Sonntag, 23. Oktober 2011

NATO abschaffen, Großbanken verstaatlichen. Das Parteiprogramm der Linken. "Der Kapitalismus ist nicht das Ende der Geschichte": Die Linkspartei beschließt in Erfurt ihr erstes Grundsatzprogramm. Darin fordert sie die Abschaffung von Harzt IV, Mindestlöhne und das Ende der NATO. Die wichtigsten Programmpunkte im Überblick.

In dem vom Erfurter Parteitag beschlossenen Programm wartet die Linke mit markiger Kritik an den bestehenden Verhältnissen auf. "Der Kapitalismus ist nicht das Ende der Geschichte, sondern eine Etappe der Menschheitsgeschichte", heißt es in dem Text. Die wichtigsten Beschlüsse im Überblick.

Finanzkrise
Die Linke tritt für ein dreigliedriges Bankensystem aus Sparkassen, Genossenschaftsbanken und verstaatlichten Großbanken ein. Den Banken soll der Handel mit Wertpapieren und die Spekulation mit Derivaten verboten werden. Den umstrittenen Hedge-Fonds soll die Geschäftstätigkeit in Deutschland verboten werden, alle Finanztransaktionen sollen mit einer Steuer belegt werden.

Steuern
Die Vermögenssteuer soll in Form einer Millionärssteuer wiedereingeführt werden, und zwar in Form von fünf Prozent auf private Vermögen.
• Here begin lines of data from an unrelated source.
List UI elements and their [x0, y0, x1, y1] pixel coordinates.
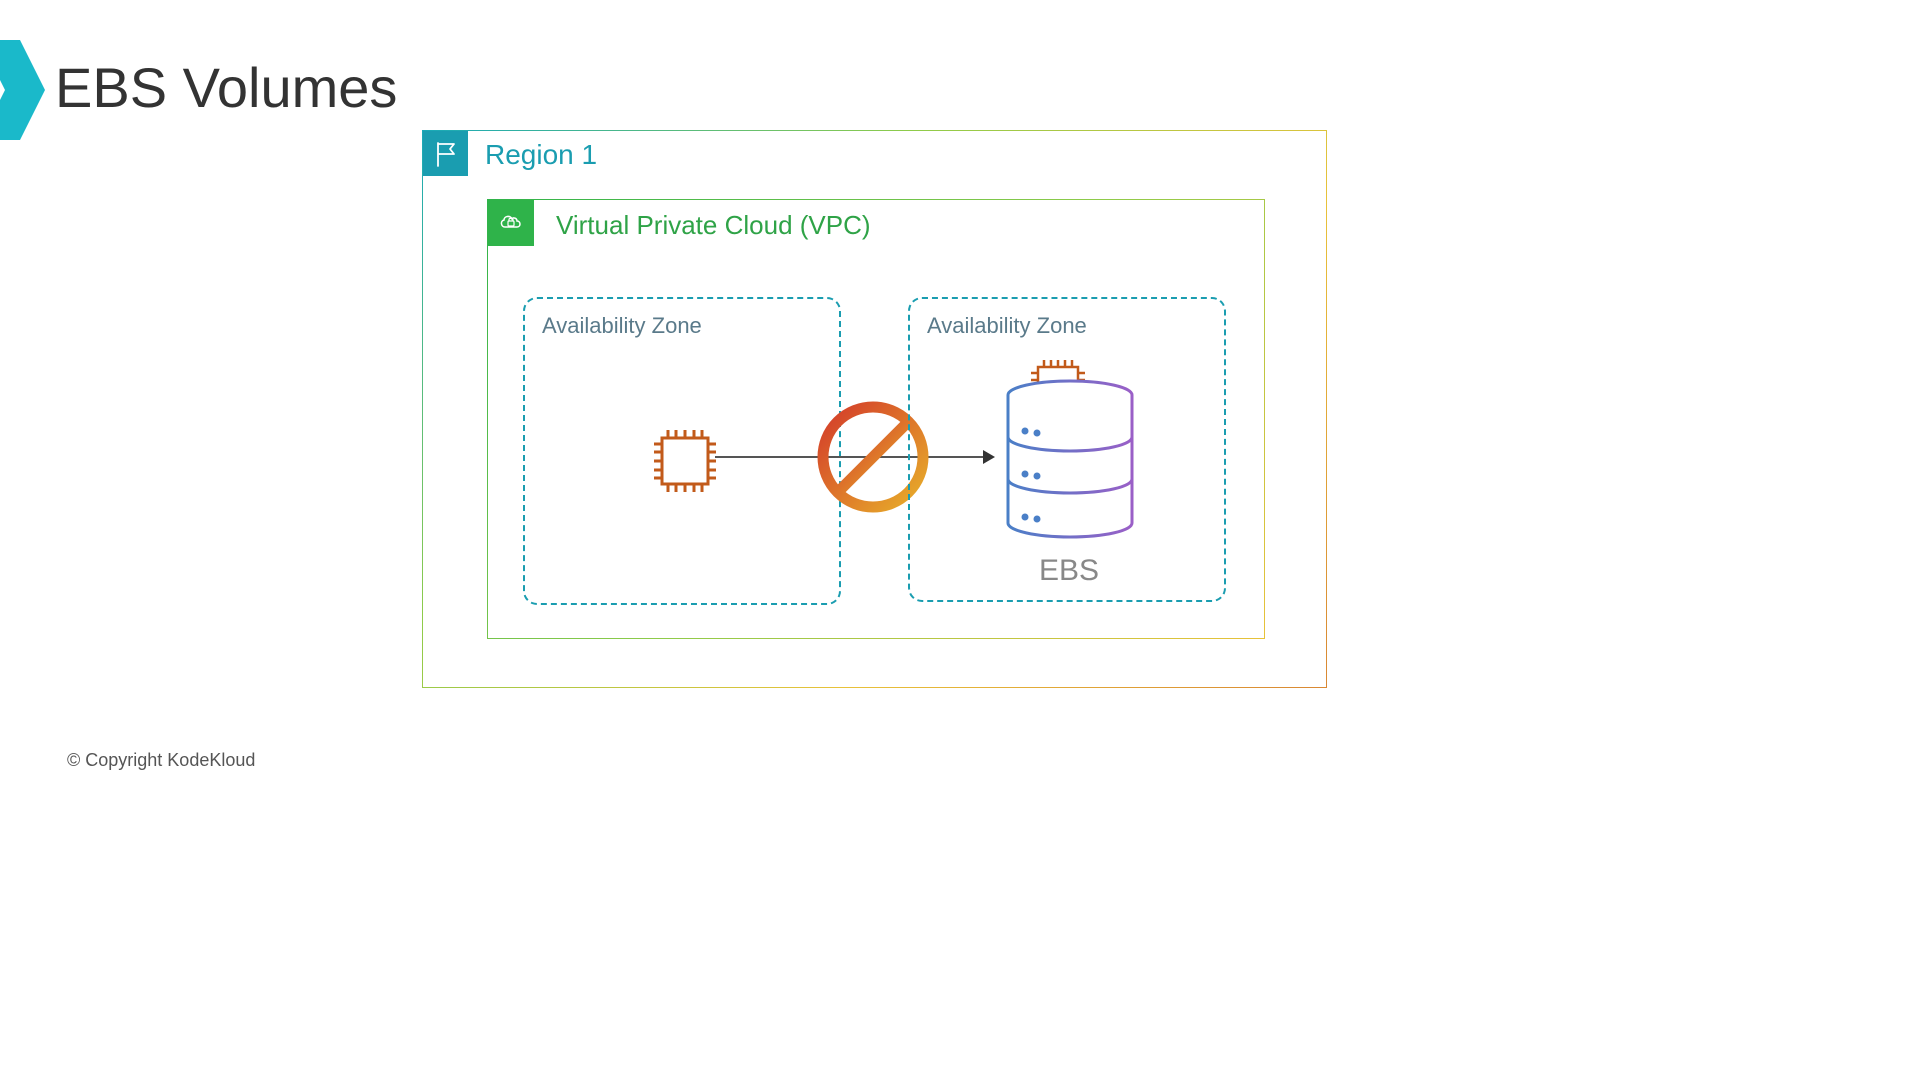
availability-zone-2: Availability Zone — [908, 297, 1226, 602]
header-chevron-icon — [0, 40, 50, 140]
copyright-text: © Copyright KodeKloud — [67, 750, 255, 771]
az2-label: Availability Zone — [927, 313, 1087, 339]
region-label: Region 1 — [485, 139, 597, 171]
vpc-label: Virtual Private Cloud (VPC) — [556, 210, 871, 241]
vpc-container: Virtual Private Cloud (VPC) Availability… — [487, 199, 1265, 639]
page-title: EBS Volumes — [55, 55, 397, 120]
availability-zone-1: Availability Zone — [523, 297, 841, 605]
ec2-instance-icon — [650, 426, 720, 496]
region-flag-icon — [423, 131, 468, 176]
ebs-label: EBS — [910, 554, 1228, 588]
ebs-volume-icon — [1005, 379, 1135, 539]
az1-label: Availability Zone — [542, 313, 702, 339]
vpc-cloud-icon — [488, 200, 534, 246]
region-container: Region 1 Virtual Private Cloud (VPC) Ava… — [422, 130, 1327, 688]
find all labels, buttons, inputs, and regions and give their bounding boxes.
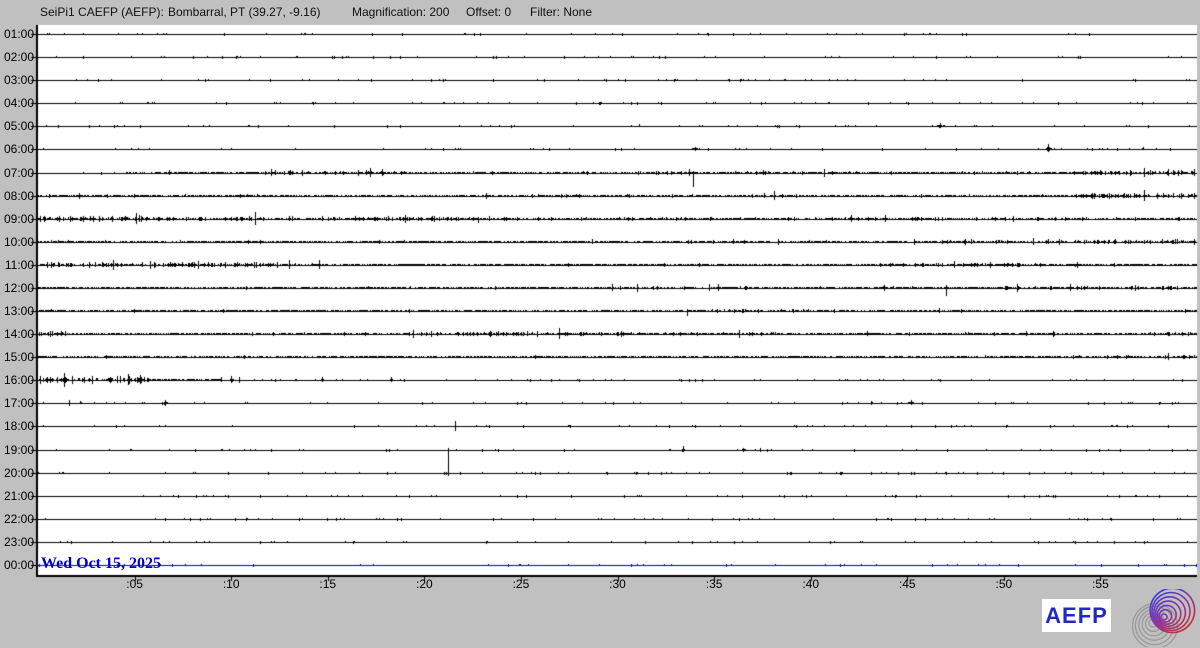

Zudem wird eine deutliche Anhebung der Erbschaftssteuer auf große Vermögen vorgeschlagen.

Sozialpolitik
An die Stelle von Hartz IV soll nach dem Willen der Linken ein am früheren Einkommen orientiertes Arbeitslosengeld und eine bedarfsdeckende Mindestsicherung treten. Sie soll nicht mit Sanktionen verknüpft sein. Abschaffen will die Partei außerdem die Rente mit 67. Stattdessen soll wieder zur Regelaltersgrenze 65 zurückgekehrt werden.

Wirtschaft und Arbeit
Die Delegierten der Linkspartei legten sich auf einen deutlich antikapitalistischen Kurs fest.
Strukturbestimmende Großbetriebe will die Linke in "demokratische gesellschaftliche Eigentumsformen" überführen. Zudem gehörten die Daseinsvorsorge, die gesellschaftliche Infrastruktur und die Energiewirtschaft in die öffentliche Hand. Hier wird eine demokratische Kontrolle vorgeschlagen. Die Partei tritt außerdem für einen Mindestlohn ein, der mindestens 60 Prozent des nationalen Durchschnittseinkommens betragen soll. Zudem strebt die Linke die 30-Stunden-Woche an.

Außenpolitik
Nach kontroverser interner Debatte bekennt sich die Linke in ihrem Programm zum Existenzrecht Israels. Deutschland habe wegen der Judenverfolgung im Nationalsozialismus eine besondere Verantwortung und müsse jeder Art von Antisemitismus, Rassismus, Unterdrückung und Krieg entgegentreten.

Krieg und Frieden
Die Linke fordert in ihrem Programm die Auflösung der NATO. Sie soll durch ein kollektives Sicherungssystem unter Beteiligung Russlands ersetzt werden. Deutschland müsse auf jeden Fall aus den militärischen Strukturen der NATO austreten. Kampfeinsätze der Bundeswehr soll es nicht mehr geben, stattdessen soll ein "Willy-Brandt-Corps" für zivile Maßnahmen geschaffen werden.

Regierungsbeteiligungen
Die Linke knüpft eine künftige Beteiligung an Regierungen an enge Bedingungen: "An einer Regierung, die Kriege führt und Kampfeinsätze der Bundeswehr im Ausland zulässt, die Aufrüstung und Militarisierung vorantreibt, die Privatisierungen der Daseinsvorsorge oder Sozialabbau betreibt, deren Politik die Aufgabenerfüllung des Öffentlichen Dienstes verschlechtert, werden wir uns nicht beteiligen."

Drogen
In dem Programm fordern die Linken langfristig eine Legalisierung aller Drogen. Dies sei im Zuge einer "rationalen und humanen Drogenpolitik" erforderlich. In einem am Abend gefassten Zusatzbeschluss stellte die Partei allerdings klar, dass damit nur die kontrollierte Abgabe harter Drogen an Süchtige gemeint ist. Der Handel mit harten Drogen soll weiterhin verboten bleiben.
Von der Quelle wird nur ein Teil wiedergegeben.